Cons and pros: what are tubeless tires

If in the 90s and early 2000s almost all cars were equipped with tires with cameras, then today the vast majority of cars with tubeless tires. What are they like?

Tires with cameras are the first pneumatic tires to appear in human history. On July 23, 1888, the Scot John Dunlop patented a pneumatic tire, and on August 31 of the same year he received a patent for its use in vehicles. The design was a sealed rubber chamber filled with air, which was wrapped over a rubberized canvas - it simultaneously attached the camera to the wheel rim and protected it from damage.

Since then, the design has not fundamentally changed. In chamber tires, the tire is leaking to the disk and is not able to hold air inside, therefore, a sealed chamber is used for this, which inflates and holds pressure in the wheel, and the tire plays the role of “attaching” to the wheel disk and simultaneously protecting the camera.

With the development of technology, it was possible to create a tubeless tire - it was patented by Paul Litchfield in 1903, but such a tire got to use on production cars only in 1954. Initially, it was considered unsafe, but modern tubeless tires are already devoid of all the shortcomings of their ancestors.

Outwardly tubeless tires do not differ from tires with cameras, but structurally have serious differences.

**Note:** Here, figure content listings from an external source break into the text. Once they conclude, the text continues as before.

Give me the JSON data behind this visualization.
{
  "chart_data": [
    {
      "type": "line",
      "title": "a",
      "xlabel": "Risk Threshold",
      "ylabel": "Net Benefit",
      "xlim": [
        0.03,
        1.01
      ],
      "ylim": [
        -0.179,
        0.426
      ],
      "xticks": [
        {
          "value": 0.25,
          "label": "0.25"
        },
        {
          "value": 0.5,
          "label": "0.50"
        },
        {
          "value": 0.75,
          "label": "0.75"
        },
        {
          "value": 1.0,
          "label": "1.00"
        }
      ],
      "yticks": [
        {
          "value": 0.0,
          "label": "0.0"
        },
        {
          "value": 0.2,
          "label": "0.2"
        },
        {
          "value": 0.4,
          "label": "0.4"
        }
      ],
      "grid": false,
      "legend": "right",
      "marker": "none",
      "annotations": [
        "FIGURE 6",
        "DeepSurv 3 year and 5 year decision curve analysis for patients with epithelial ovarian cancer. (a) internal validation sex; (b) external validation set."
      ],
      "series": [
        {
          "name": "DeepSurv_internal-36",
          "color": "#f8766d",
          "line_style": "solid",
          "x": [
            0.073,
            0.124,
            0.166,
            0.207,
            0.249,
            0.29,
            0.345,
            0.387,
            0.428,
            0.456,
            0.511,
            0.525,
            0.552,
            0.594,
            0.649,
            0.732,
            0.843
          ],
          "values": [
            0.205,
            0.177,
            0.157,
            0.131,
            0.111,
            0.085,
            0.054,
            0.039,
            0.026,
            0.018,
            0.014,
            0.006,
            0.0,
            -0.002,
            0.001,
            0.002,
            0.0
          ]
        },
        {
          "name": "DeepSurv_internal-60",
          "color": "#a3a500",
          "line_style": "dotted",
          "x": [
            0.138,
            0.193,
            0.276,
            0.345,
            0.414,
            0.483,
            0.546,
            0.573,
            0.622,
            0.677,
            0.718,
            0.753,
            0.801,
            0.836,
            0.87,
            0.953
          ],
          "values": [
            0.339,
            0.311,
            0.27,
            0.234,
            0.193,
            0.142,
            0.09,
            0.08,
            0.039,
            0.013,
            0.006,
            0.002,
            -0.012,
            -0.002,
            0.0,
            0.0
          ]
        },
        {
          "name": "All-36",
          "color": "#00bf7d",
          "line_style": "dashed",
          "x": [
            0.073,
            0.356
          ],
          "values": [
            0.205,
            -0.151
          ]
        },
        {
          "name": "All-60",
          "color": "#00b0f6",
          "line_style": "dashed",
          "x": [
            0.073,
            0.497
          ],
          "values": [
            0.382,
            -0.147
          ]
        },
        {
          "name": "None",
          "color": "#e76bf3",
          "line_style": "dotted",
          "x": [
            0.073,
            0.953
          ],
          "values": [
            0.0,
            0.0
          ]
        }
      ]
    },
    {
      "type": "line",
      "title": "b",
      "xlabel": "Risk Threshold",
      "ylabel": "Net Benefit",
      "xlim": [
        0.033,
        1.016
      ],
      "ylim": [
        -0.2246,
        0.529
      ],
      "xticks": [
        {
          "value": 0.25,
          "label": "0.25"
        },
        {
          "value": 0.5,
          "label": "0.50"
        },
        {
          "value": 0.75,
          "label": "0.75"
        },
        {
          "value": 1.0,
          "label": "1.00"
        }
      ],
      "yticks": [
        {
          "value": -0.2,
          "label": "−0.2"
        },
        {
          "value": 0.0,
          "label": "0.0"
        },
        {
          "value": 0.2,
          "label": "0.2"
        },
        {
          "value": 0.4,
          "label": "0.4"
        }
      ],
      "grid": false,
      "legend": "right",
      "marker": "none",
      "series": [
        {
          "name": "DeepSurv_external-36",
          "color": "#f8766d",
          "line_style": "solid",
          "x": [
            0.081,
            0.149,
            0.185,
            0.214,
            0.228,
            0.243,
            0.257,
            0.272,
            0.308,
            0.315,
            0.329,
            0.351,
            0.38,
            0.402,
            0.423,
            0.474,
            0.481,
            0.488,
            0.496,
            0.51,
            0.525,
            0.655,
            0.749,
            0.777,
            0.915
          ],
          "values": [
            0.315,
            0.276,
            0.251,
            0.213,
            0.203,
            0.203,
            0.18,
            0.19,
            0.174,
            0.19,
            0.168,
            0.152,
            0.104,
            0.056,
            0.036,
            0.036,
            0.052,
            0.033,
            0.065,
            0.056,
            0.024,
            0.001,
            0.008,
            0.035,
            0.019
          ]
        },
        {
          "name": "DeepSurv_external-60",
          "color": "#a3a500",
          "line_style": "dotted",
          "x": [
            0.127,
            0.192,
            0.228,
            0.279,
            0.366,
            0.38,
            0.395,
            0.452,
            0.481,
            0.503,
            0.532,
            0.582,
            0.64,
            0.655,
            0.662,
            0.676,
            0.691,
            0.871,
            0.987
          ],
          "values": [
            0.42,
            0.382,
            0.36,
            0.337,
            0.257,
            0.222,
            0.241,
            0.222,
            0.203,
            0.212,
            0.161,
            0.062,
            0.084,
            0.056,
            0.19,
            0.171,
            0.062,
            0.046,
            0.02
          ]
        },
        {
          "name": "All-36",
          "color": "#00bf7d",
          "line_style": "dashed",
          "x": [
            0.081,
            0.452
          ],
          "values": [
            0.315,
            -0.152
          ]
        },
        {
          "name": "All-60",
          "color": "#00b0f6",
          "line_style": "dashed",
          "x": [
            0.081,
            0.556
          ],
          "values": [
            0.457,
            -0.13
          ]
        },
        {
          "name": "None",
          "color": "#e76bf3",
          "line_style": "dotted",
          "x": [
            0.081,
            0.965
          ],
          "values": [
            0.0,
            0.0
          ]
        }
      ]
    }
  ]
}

Firstly, the inner coating has a layer of airtight rubber. Secondly, on the outside there is an elastic coating that provides tightness when mounted on a disk. Thirdly, the tire valve fits tightly into the hole in the wheel rim.

Tubeless tires have several advantages. They heat up easier and less in motion - the camera does not rub against the tire and it does not require cooling. Tubeless tires more easily tolerate minor damage due to the fact that the inner and outer layer envelops the object, as it were, while a stretched camera tends to increase it with any damage. In addition, the tubeless tire is easier to repair and does not even require removal from the disk.

At the same time, tubeless tires are extremely demanding on the quality of tire fitting - improper operation can damage the sidewall of the tire and deprive it of tightness - and the geometry of the wheels, since chips or deformation of the edges will not allow to provide the required tightness.

It is important to remember that tubeless tires can be installed only on those drives that are designed to work with them, and you can not mount a camera inside such a tire. The desire to save money in such matters can seriously harm safety, since a car with tubeless tires on inappropriate disks or with a camera in a tubeless tire poses a threat to the driver, passengers and everyone else. Therefore, always select automotive tires in accordance with the requirements of the manufacturer of your car.